霍金斯没有说错,十年以来,贝克街一起恶性案件都没有发生过。
可惜,世道变了。
各种血腥诡异的流言,在各街区之间疯传,人们提心吊胆,夜间紧锁门窗,连睡觉都不踏实。
而此刻,一个小男孩突然失踪,消失在浓雾之中,着实令人担忧。
尤其是他的母亲,眼前这位女士,她此刻正用肿胀的双眼看着陆离。
“您可以提供前夫的住址吗?根据口供来看,他家似乎没有安装电话,亦或者,您没有他的号码,因此,我们得派人过去询问一番。”
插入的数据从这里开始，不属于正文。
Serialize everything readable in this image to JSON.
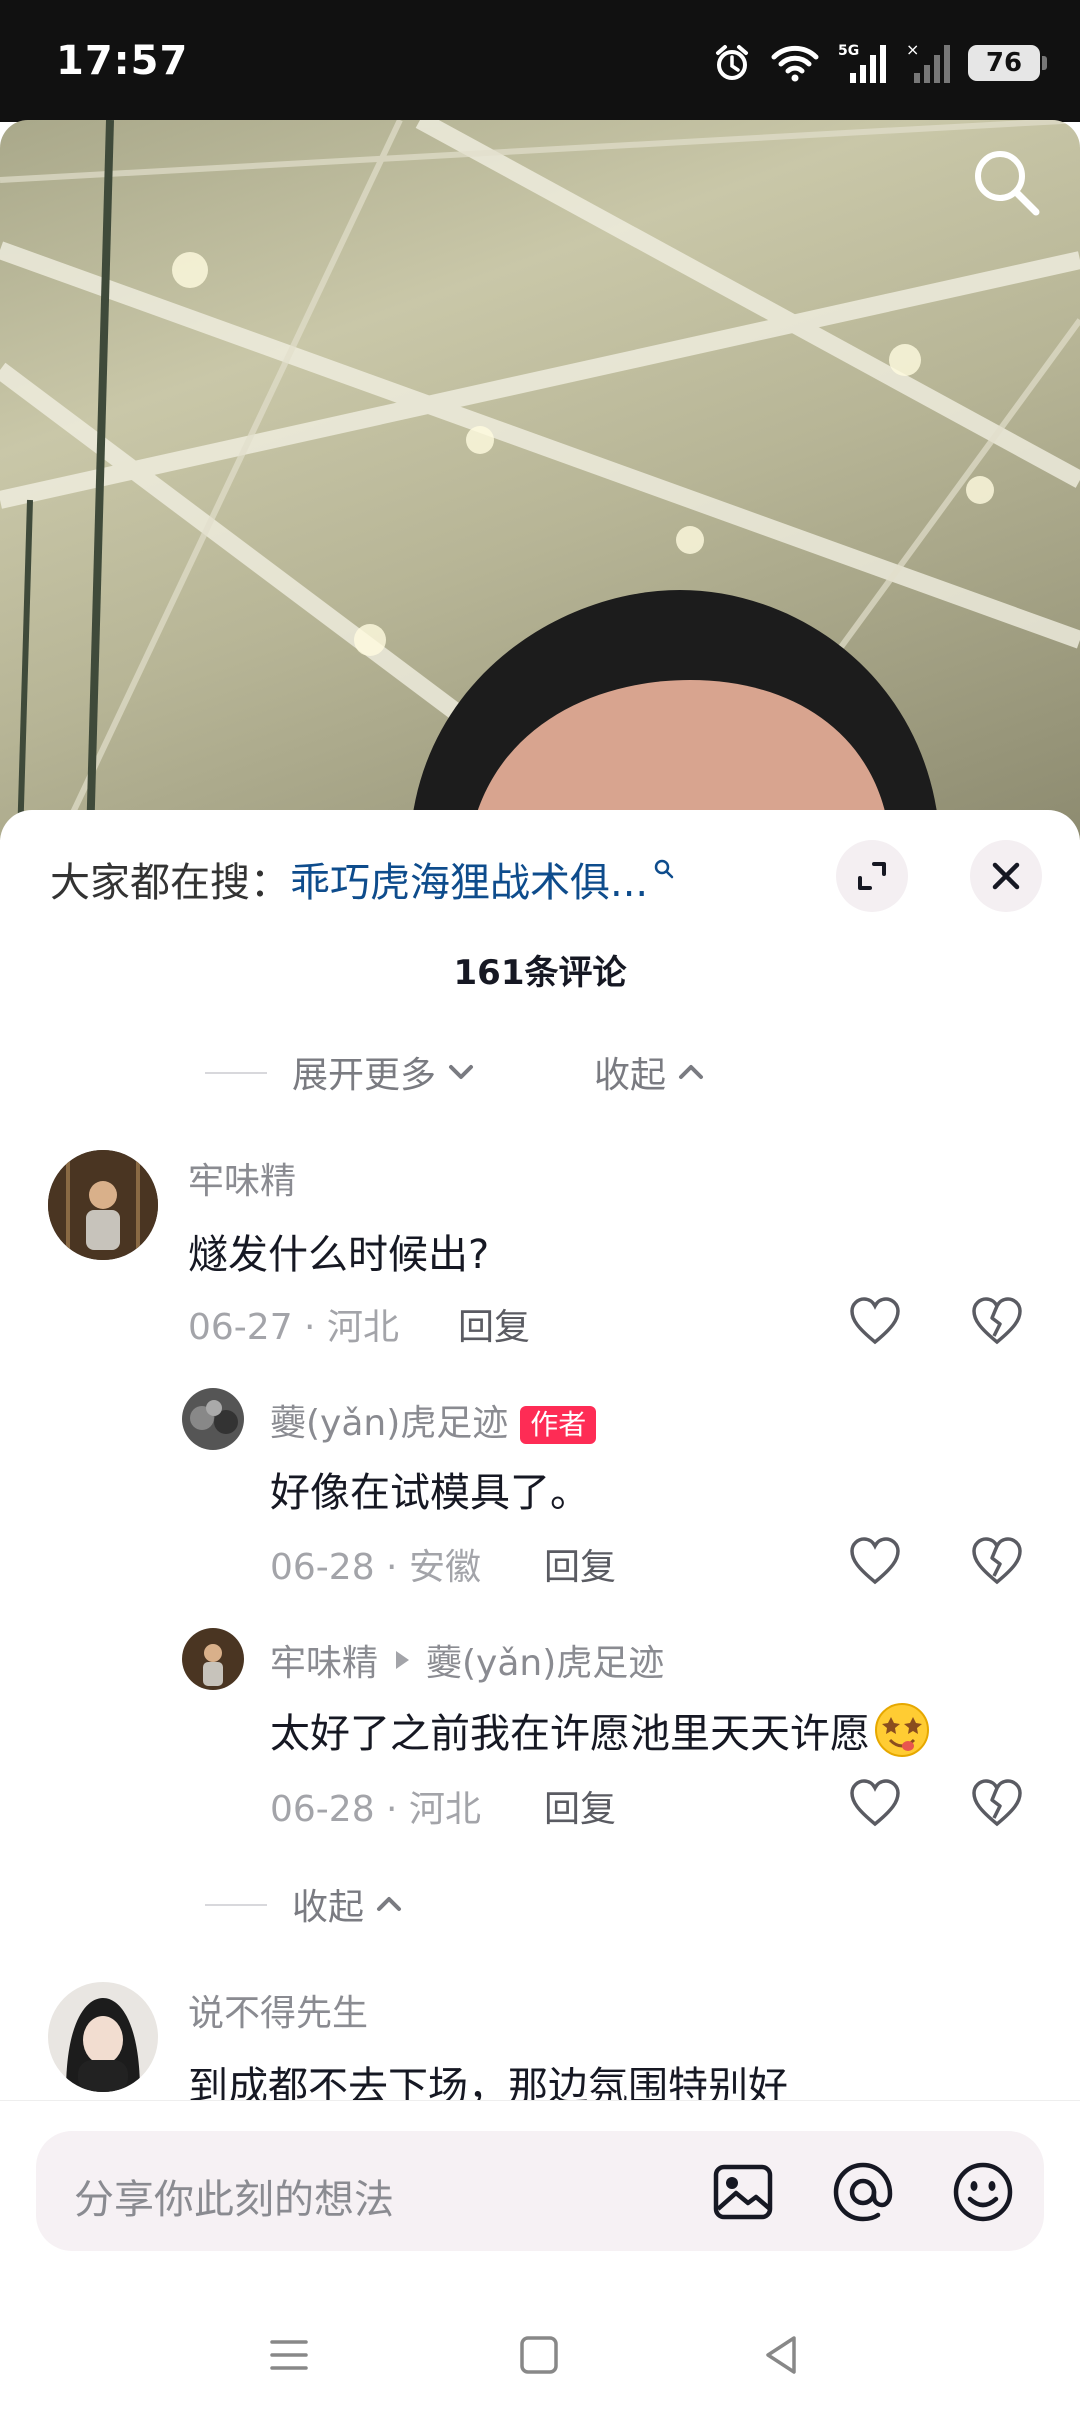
{
  "status_bar": {
    "time": "17:57",
    "network": "5G",
    "battery": "76"
  },
  "video": {
    "search_label": "search"
  },
  "header": {
    "hot_search_prefix": "大家都在搜：",
    "hot_search_link": "乖巧虎海狸战术俱...",
    "comment_count": "161条评论"
  },
  "thread_controls": {
    "expand_more": "展开更多",
    "collapse": "收起"
  },
  "comments": [
    {
      "user": "牢味精",
      "text": "燧发什么时候出?",
      "date": "06-27 · 河北",
      "reply_label": "回复",
      "replies": [
        {
          "user": "虁(yǎn)虎足迹",
          "badge": "作者",
          "text": "好像在试模具了。",
          "date": "06-28 · 安徽",
          "reply_label": "回复"
        },
        {
          "user": "牢味精",
          "reply_to": "虁(yǎn)虎足迹",
          "text": "太好了之前我在许愿池里天天许愿",
          "date": "06-28 · 河北",
          "reply_label": "回复"
        }
      ],
      "collapse_label": "收起"
    },
    {
      "user": "说不得先生",
      "text": "到成都不去下场，那边氛围特别好"
    }
  ],
  "input": {
    "placeholder": "分享你此刻的想法"
  },
  "colors": {
    "link": "#0e4c8c",
    "author_badge": "#fe2c55",
    "input_bg": "#f6f1f4"
  }
}
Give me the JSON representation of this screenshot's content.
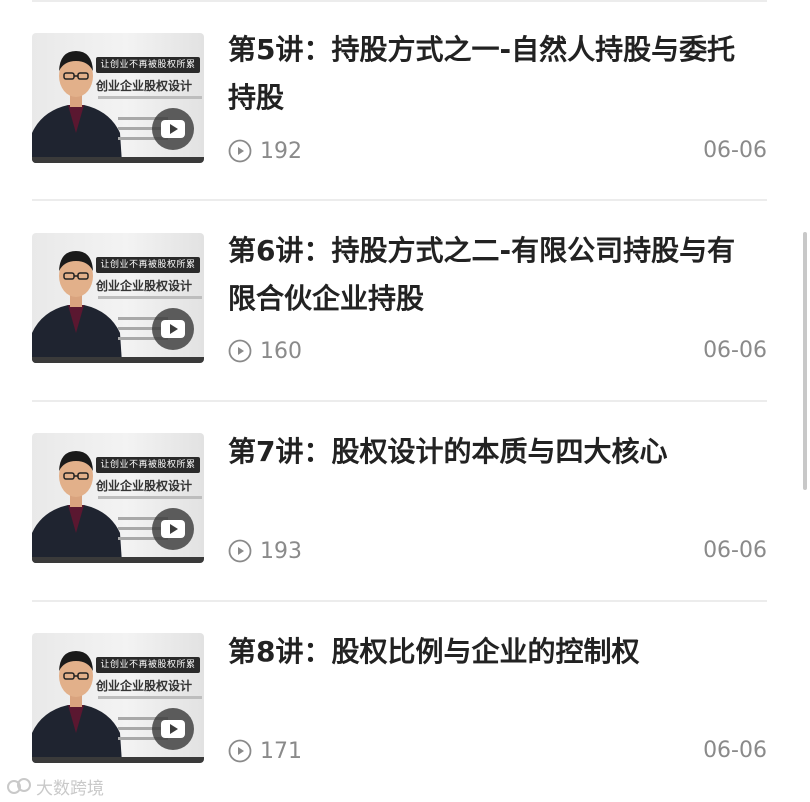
{
  "lessons": [
    {
      "title": "第5讲：持股方式之一-自然人持股与委托持股",
      "views": "192",
      "date": "06-06",
      "thumbnail": {
        "banner": "让创业不再被股权所累",
        "course_title": "创业企业股权设计"
      }
    },
    {
      "title": "第6讲：持股方式之二-有限公司持股与有限合伙企业持股",
      "views": "160",
      "date": "06-06",
      "thumbnail": {
        "banner": "让创业不再被股权所累",
        "course_title": "创业企业股权设计"
      }
    },
    {
      "title": "第7讲：股权设计的本质与四大核心",
      "views": "193",
      "date": "06-06",
      "thumbnail": {
        "banner": "让创业不再被股权所累",
        "course_title": "创业企业股权设计"
      }
    },
    {
      "title": "第8讲：股权比例与企业的控制权",
      "views": "171",
      "date": "06-06",
      "thumbnail": {
        "banner": "让创业不再被股权所累",
        "course_title": "创业企业股权设计"
      }
    }
  ],
  "watermark": {
    "text": "大数跨境"
  },
  "icons": {
    "views": "play-circle-icon",
    "thumbnail_overlay": "video-play-icon",
    "watermark": "brand-logo-icon"
  },
  "colors": {
    "title": "#222222",
    "meta": "#8a8a8a",
    "divider": "#ececec",
    "play_overlay": "#3c3c3c"
  }
}
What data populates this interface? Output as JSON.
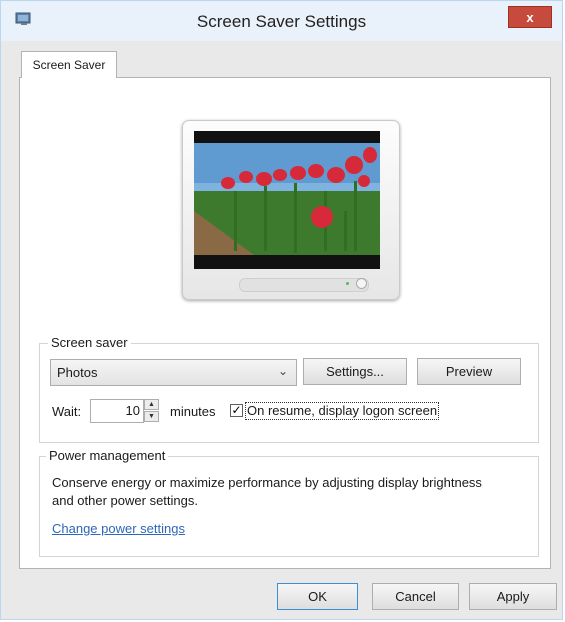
{
  "window": {
    "title": "Screen Saver Settings",
    "close_glyph": "x",
    "app_icon": "screen-saver-app-icon"
  },
  "tabs": [
    {
      "label": "Screen Saver",
      "selected": true
    }
  ],
  "preview": {
    "image_description": "icon-monitor-with-red-tulips-photo"
  },
  "screen_saver_group": {
    "legend": "Screen saver",
    "selected_option": "Photos",
    "settings_label": "Settings...",
    "preview_label": "Preview",
    "wait_label": "Wait:",
    "wait_value": "10",
    "minutes_label": "minutes",
    "logon_checked": true,
    "logon_label": "On resume, display logon screen"
  },
  "power_group": {
    "legend": "Power management",
    "description": "Conserve energy or maximize performance by adjusting display brightness and other power settings.",
    "link_label": "Change power settings"
  },
  "buttons": {
    "ok": "OK",
    "cancel": "Cancel",
    "apply": "Apply"
  },
  "colors": {
    "link": "#2e67b9",
    "close": "#c74b3c",
    "titlebar": "#e9f1fb"
  }
}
陆离一边说,一边将纸稿递还给福尔摩斯,“以排除那百分之九十九。”
关心过度?
女性直觉?
从这位母亲的反应来看,她已经断定,孩子出现了意外,很有可能命悬一线。
之所以不是死亡,是因为她不敢去想。
而陆离更加倾向于死亡。
出于同情心,他开口安抚对方,说孩子有百分之九十九的概率还活着。
出于理智,他在心里告诉自己,孩子被什么鬼东西吞噬了,或者,被例如麦加瑞这样的黑暗艺术家抓去进行邪恶实验。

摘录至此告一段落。